To boost productivity, you need businesses to compete more agressively with each other to engage in the process of creative destructions. Corporate Japan, in the demographic sense, looks quite like Japan's population : there are a lot of elderly businesses there. 20000 over 100 years old. Many have just kept alive because their bankers are giving them cheap credit and the they don't have any incentive to pull the plug on them. Actually, corporate culture is killing Japan, suffocating Japan. It's not encouraging a strong spirit of entrepreneurship. Companies are looking inwards still at their domestic market, even though that their domestic market is shrinking, rather than looking outward. Companies are making products that are great for the Japanese markets, but don't necessarily appeal to the new class of customers all across Asia and elsewhere. For example, Japan has great softwares, but they are custom-made and not scalable. So it's very difficult to scale up the business.

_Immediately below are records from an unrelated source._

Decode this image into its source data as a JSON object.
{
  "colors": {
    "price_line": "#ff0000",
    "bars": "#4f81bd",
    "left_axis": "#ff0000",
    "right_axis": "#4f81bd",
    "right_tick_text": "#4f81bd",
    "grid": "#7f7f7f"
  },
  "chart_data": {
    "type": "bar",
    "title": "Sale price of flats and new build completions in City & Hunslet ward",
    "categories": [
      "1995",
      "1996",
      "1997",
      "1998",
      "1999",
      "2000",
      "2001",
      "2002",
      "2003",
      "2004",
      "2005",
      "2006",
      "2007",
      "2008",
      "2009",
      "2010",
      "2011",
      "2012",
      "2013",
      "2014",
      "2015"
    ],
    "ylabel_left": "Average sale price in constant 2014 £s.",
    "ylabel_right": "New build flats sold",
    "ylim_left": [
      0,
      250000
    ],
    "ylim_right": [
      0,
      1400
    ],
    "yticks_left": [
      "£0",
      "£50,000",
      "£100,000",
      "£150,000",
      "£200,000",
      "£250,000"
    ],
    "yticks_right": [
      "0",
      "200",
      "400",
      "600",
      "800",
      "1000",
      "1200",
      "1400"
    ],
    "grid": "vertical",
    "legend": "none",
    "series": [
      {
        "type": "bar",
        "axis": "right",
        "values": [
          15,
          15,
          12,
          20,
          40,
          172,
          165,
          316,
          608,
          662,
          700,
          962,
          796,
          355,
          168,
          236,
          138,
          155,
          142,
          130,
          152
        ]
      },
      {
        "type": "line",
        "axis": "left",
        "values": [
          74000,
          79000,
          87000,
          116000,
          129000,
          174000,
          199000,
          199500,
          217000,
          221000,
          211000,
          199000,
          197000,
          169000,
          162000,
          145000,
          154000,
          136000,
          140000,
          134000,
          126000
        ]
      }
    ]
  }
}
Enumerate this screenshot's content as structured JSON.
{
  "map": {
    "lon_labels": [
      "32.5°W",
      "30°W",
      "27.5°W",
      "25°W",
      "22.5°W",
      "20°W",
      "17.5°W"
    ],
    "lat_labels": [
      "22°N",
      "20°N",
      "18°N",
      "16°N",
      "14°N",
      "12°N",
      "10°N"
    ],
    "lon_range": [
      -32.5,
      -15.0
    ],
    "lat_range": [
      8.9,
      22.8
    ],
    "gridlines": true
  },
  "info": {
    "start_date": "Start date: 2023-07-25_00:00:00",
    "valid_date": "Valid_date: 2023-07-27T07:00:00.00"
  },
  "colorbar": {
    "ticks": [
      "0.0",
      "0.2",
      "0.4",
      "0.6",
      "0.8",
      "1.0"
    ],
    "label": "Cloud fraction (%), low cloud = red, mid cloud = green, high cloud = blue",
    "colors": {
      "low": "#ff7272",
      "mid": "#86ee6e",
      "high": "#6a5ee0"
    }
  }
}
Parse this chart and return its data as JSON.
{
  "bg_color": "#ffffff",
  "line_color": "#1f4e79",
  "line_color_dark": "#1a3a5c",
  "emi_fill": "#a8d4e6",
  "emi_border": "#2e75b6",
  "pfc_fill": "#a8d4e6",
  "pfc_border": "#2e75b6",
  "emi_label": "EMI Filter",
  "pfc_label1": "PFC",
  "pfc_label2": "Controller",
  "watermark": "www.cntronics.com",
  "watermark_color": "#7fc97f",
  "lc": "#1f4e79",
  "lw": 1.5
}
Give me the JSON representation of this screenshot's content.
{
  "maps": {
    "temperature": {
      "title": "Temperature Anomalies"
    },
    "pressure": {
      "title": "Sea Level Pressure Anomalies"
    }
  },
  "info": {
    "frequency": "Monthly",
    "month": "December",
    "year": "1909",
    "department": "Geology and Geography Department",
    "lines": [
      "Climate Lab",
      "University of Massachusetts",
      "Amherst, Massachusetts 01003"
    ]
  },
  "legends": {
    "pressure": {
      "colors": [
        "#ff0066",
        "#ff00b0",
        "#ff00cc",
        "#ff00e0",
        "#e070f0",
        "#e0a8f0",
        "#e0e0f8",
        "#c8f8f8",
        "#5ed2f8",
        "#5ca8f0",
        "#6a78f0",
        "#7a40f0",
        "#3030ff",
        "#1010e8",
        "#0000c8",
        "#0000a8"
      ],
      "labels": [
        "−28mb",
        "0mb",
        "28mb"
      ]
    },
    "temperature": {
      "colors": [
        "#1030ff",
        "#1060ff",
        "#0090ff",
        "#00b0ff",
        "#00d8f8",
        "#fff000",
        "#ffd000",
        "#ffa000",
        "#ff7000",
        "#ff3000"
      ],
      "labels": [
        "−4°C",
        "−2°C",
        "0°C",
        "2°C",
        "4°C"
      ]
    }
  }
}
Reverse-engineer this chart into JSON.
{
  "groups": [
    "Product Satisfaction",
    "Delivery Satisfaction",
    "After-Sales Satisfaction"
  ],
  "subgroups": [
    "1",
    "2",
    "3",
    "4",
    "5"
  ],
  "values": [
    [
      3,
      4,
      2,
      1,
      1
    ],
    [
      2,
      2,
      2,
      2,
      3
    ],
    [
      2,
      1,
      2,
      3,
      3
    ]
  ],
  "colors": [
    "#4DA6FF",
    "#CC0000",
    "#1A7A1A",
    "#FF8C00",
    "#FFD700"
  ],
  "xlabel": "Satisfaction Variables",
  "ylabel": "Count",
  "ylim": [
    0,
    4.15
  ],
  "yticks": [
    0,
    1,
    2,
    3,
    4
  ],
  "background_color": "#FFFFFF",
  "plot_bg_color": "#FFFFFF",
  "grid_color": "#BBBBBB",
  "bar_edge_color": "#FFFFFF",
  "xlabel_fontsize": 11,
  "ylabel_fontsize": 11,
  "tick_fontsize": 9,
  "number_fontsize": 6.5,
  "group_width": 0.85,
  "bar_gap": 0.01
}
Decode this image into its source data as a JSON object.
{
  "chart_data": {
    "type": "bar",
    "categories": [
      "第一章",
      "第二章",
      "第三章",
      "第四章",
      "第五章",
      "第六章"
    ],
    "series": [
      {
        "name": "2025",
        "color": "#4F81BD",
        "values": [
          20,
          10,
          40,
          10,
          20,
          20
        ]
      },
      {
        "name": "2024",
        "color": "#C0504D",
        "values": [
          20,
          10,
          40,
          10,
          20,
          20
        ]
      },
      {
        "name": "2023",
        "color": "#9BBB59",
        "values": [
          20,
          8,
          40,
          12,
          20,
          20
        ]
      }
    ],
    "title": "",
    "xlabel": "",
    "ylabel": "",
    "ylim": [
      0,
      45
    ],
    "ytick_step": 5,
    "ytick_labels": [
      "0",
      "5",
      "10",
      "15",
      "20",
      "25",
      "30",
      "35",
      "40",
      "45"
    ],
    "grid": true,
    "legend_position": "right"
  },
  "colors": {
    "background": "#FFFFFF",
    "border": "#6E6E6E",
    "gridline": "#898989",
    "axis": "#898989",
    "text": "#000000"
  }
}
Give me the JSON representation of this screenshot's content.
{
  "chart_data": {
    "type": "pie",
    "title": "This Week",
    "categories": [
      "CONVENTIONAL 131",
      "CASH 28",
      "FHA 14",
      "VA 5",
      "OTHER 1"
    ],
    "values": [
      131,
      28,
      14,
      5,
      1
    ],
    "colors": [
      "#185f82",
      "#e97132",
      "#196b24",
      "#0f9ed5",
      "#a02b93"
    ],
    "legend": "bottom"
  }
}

The good news is that, as far as corporate culture goes, change is being forced upon Japanese companies, and the big companies are really beginning to wake up, to the threats from South Korea, and from China. But the main point is that Japan now needs political leadership, because we need to work across cultures, across disciplines. The politicians need to make the ministries work across each other, encourage business and academia and whatever to work together, creating a story that can be said to the Japanese people, like "this is where we are heading over the next 10 years, we've got to do this, and this is not something that the Americans are telling us to do, this is something we have to do because our own society requires it of us". Doing that takes a lot of courage and a lot of determination. The question is : does Japan need to hit the wall first before it feels the determination to do that, or can it act in time before a crisis?